Cet effort budgétaire est doublé avec la dépense fiscale, c’est à dire l’ensemble des exonérations et abattements spécifiques aux territoires de la politique de la ville qui représentent environ 450 millions d’euros. Ce montant intègre le coût de la TVA à taux réduit de 5,5% pour l’accession sociale à la propriété dans les quartiers prioritaires, qui s’élève à près de 160 millions d’euros.
Qu’en est-il des dotations ?
La dotation de solidarité urbaine (DSU) augmente cette année de 120 millions d’euros pour atteindre 2,181 milliards d’euros, tandis que la dotation de la politique de la ville (DPV) est maintenue à son niveau de 2017, soit 150 millions d’euros.
A cet effet, qu’en est-il du PNRU et des interrogations sur l’avenir de son financement ?
Comme prévu par le Président de la République durant la campagne électorale, le Nouveau programme national de renouvellement urbain (NPNRU) est porté de 5 à 10 milliards d’euros. L’Etat participera à ce doublement de l’effort à hauteur de 1 milliard d’euros sur la durée du programme ; 200 millions seront mobilisés durant le quinquennat et 15 millions dès 2018.
Il y a eu de longues discussions mais aucun blocage pour boucler ce budget. L’Etat et Action Logement ont acté leurs contributions, la négociation est en cours de finalisation avec les bailleurs sociaux.
Elus et professionnels de la politique de la ville se sont émus l’été dernier de la réduction programmée des contrats aidés. Quel avenir en 2018 pour les adultes-relais présents dans les quartiers ?

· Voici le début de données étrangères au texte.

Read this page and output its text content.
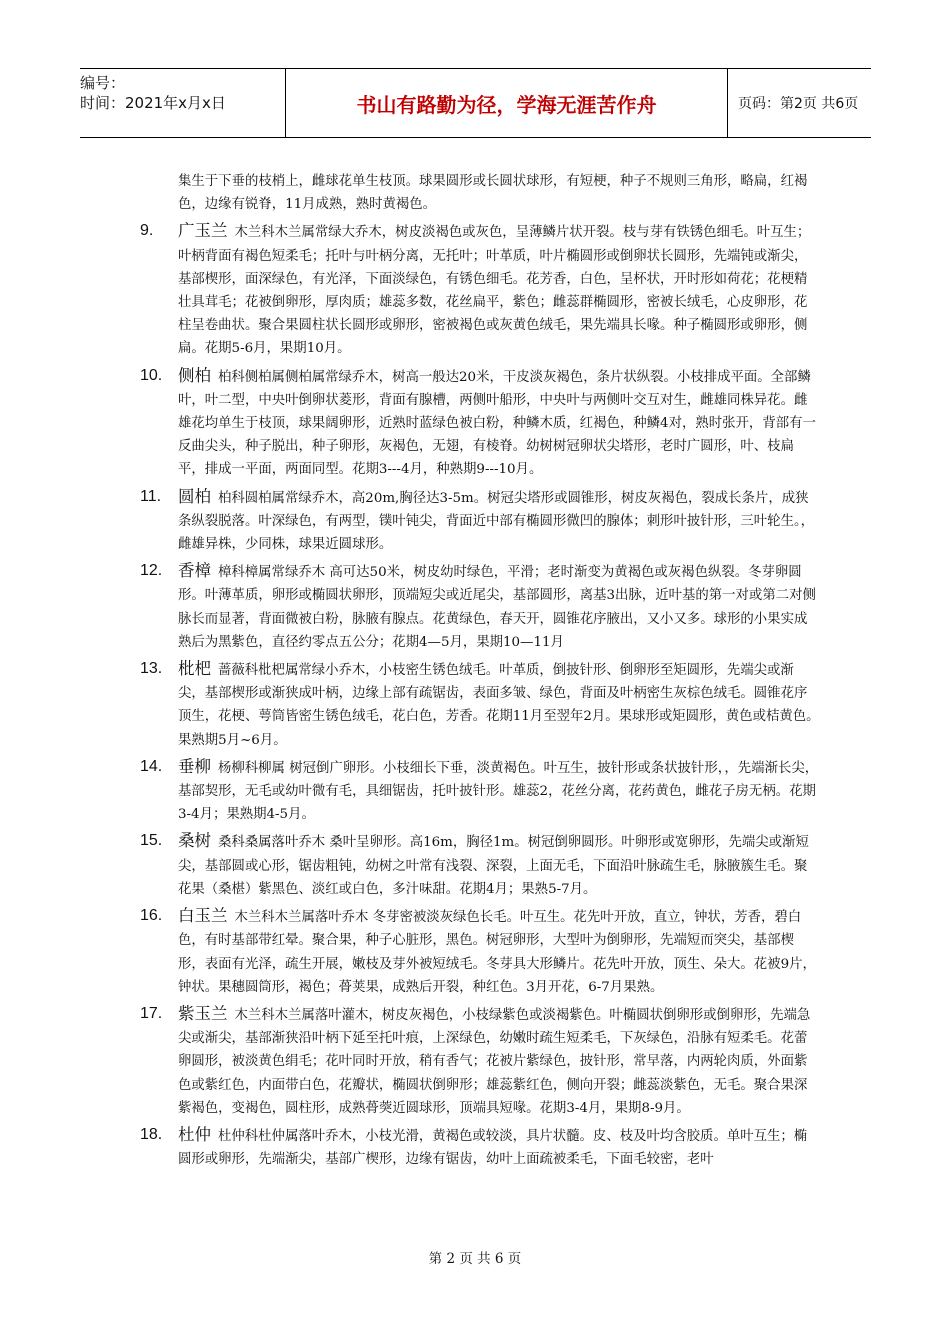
编号：
时间：2021年x月x日	书山有路勤为径，学海无涯苦作舟	页码：第2页 共6页
集生于下垂的枝梢上，雌球花单生枝顶。球果圆形或长圆状球形，有短梗，种子不规则三角形，略扁，红褐色，边缘有锐脊，11月成熟，熟时黄褐色。
9. 广玉兰 木兰科木兰属常绿大乔木，树皮淡褐色或灰色，呈薄鳞片状开裂。枝与芽有铁锈色细毛。叶互生；叶柄背面有褐色短柔毛；托叶与叶柄分离，无托叶；叶革质，叶片椭圆形或倒卵状长圆形，先端钝或渐尖，基部楔形，面深绿色，有光泽，下面淡绿色，有锈色细毛。花芳香，白色，呈杯状，开时形如荷花；花梗精壮具茸毛；花被倒卵形，厚肉质；雄蕊多数，花丝扁平，紫色；雌蕊群椭圆形，密被长绒毛，心皮卵形，花柱呈卷曲状。聚合果圆柱状长圆形或卵形，密被褐色或灰黄色绒毛，果先端具长喙。种子椭圆形或卵形，侧扁。花期5-6月，果期10月。
10. 侧柏 柏科侧柏属侧柏属常绿乔木，树高一般达20米，干皮淡灰褐色，条片状纵裂。小枝排成平面。全部鳞叶，叶二型，中央叶倒卵状菱形，背面有腺槽，两侧叶船形，中央叶与两侧叶交互对生，雌雄同株异花。雌雄花均单生于枝顶，球果阔卵形，近熟时蓝绿色被白粉，种鳞木质，红褐色，种鳞4对，熟时张开，背部有一反曲尖头，种子脱出，种子卵形，灰褐色，无翅，有棱脊。幼树树冠卵状尖塔形，老时广圆形，叶、枝扁平，排成一平面，两面同型。花期3---4月，种熟期9---10月。
11. 圆柏 柏科圆柏属常绿乔木，高20m,胸径达3-5m。树冠尖塔形或圆锥形，树皮灰褐色，裂成长条片，成狭条纵裂脱落。叶深绿色，有两型，镤叶钝尖，背面近中部有椭圆形微凹的腺体；刺形叶披针形，三叶轮生。，雌雄异株，少同株，球果近圆球形。
12. 香樟 樟科樟属常绿乔木 高可达50米，树皮幼时绿色，平滑；老时渐变为黄褐色或灰褐色纵裂。冬芽卵圆形。叶薄革质，卵形或椭圆状卵形，顶端短尖或近尾尖，基部圆形，离基3出脉，近叶基的第一对或第二对侧脉长而显著，背面微被白粉，脉腋有腺点。花黄绿色，春天开，圆锥花序腋出，又小又多。球形的小果实成熟后为黑紫色，直径约零点五公分；花期4—5月，果期10—11月
13. 枇杷 蔷薇科枇杷属常绿小乔木，小枝密生锈色绒毛。叶革质，倒披针形、倒卵形至矩圆形，先端尖或渐尖，基部楔形或渐狭成叶柄，边缘上部有疏锯齿，表面多皱、绿色，背面及叶柄密生灰棕色绒毛。圆锥花序顶生，花梗、萼筒皆密生锈色绒毛，花白色，芳香。花期11月至翌年2月。果球形或矩圆形，黄色或桔黄色。果熟期5月~6月。
14. 垂柳 杨柳科柳属 树冠倒广卵形。小枝细长下垂，淡黄褐色。叶互生，披针形或条状披针形，，先端渐长尖，基部契形，无毛或幼叶微有毛，具细锯齿，托叶披针形。雄蕊2，花丝分离，花药黄色，雌花子房无柄。花期3-4月；果熟期4-5月。
15. 桑树 桑科桑属落叶乔木 桑叶呈卵形。高16m，胸径1m。树冠倒卵圆形。叶卵形或宽卵形，先端尖或渐短尖，基部圆或心形，锯齿粗钝，幼树之叶常有浅裂、深裂，上面无毛，下面沿叶脉疏生毛，脉腋簇生毛。聚花果（桑椹）紫黑色、淡红或白色，多汁味甜。花期4月；果熟5-7月。
16. 白玉兰 木兰科木兰属落叶乔木 冬芽密被淡灰绿色长毛。叶互生。花先叶开放，直立，钟状，芳香，碧白色，有时基部带红晕。聚合果，种子心脏形，黑色。树冠卵形，大型叶为倒卵形，先端短而突尖，基部楔形，表面有光泽，疏生开展，嫩枝及芽外被短绒毛。冬芽具大形鳞片。花先叶开放，顶生、朵大。花被9片，钟状。果穗圆筒形，褐色；蓇荚果，成熟后开裂，种红色。3月开花，6-7月果熟。
17. 紫玉兰 木兰科木兰属落叶灌木，树皮灰褐色，小枝绿紫色或淡褐紫色。叶椭圆状倒卵形或倒卵形，先端急尖或渐尖，基部渐狭沿叶柄下延至托叶痕，上深绿色，幼嫩时疏生短柔毛，下灰绿色，沿脉有短柔毛。花蕾卵圆形，被淡黄色绢毛；花叶同时开放，稍有香气；花被片紫绿色，披针形，常早落，内两轮肉质，外面紫色或紫红色，内面带白色，花瓣状，椭圆状倒卵形；雄蕊紫红色，侧向开裂；雌蕊淡紫色，无毛。聚合果深紫褐色，变褐色，圆柱形，成熟蓇葖近圆球形，顶端具短喙。花期3-4月，果期8-9月。
18. 杜仲 杜仲科杜仲属落叶乔木，小枝光滑，黄褐色或较淡，具片状髓。皮、枝及叶均含胶质。单叶互生；椭圆形或卵形，先端渐尖，基部广楔形，边缘有锯齿，幼叶上面疏被柔毛，下面毛较密，老叶
第 2 页 共 6 页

Les adultes-relais n’ont à aucun moment été remis en question dans le débat sur les contrats aidés. Nous maintenons l’engagement sur les adultes-relais, dont nous connaissons la valeur sur le terrain. Le soutien financier reste identique, à hauteur de 4000 postes pour 2018.
Les maires de Villes et banlieues redoutent les conséquences sur les quartiers prioritaires de l’effort d’économie de 13 milliards d’euros demandé aux collectivités. Que leur dites-vous ?
Le projet du gouvernement vise à mettre fin aux coups de rabot sur les dotations aux collectivités. Le Premier ministre l’a encore rappelé en décembre à Cahors lors de la Conférence nationale des territoires : la logique est celle d’une maîtrise des dépenses de fonctionnement pour favoriser l’investissement. Le taux pivot d’évolution permettra une progression des dépenses de fonctionnement calibrée à 1,2% par an.
Cette maîtrise de la dépense s’imposera aux 322 collectivités les plus importantes. Parmi elles, celles qui comportent plus de 25% de population en quartiers prioritaires pourront voir leur taux d’effort modulé à la baisse, en application de la loi de finances pour 2018. C’est là encore une marque d’attention du Gouvernement.
La mobilisation des crédits de droit commun qui a été une priorité de la politique de la ville au cours des dernières années a-t-elle porté ses fruits ?
Il est encore trop tôt pour le dire précisément mais cela reste un enjeu majeur que le président de la République a d’ailleurs rappelé à Tourcoing. C’est une priorité pour nous, largement partagée par les associations d’élus, que de mesurer cette mobilisation du droit commun. Notre nouvel outil de géo-référencement devrait y contribuer.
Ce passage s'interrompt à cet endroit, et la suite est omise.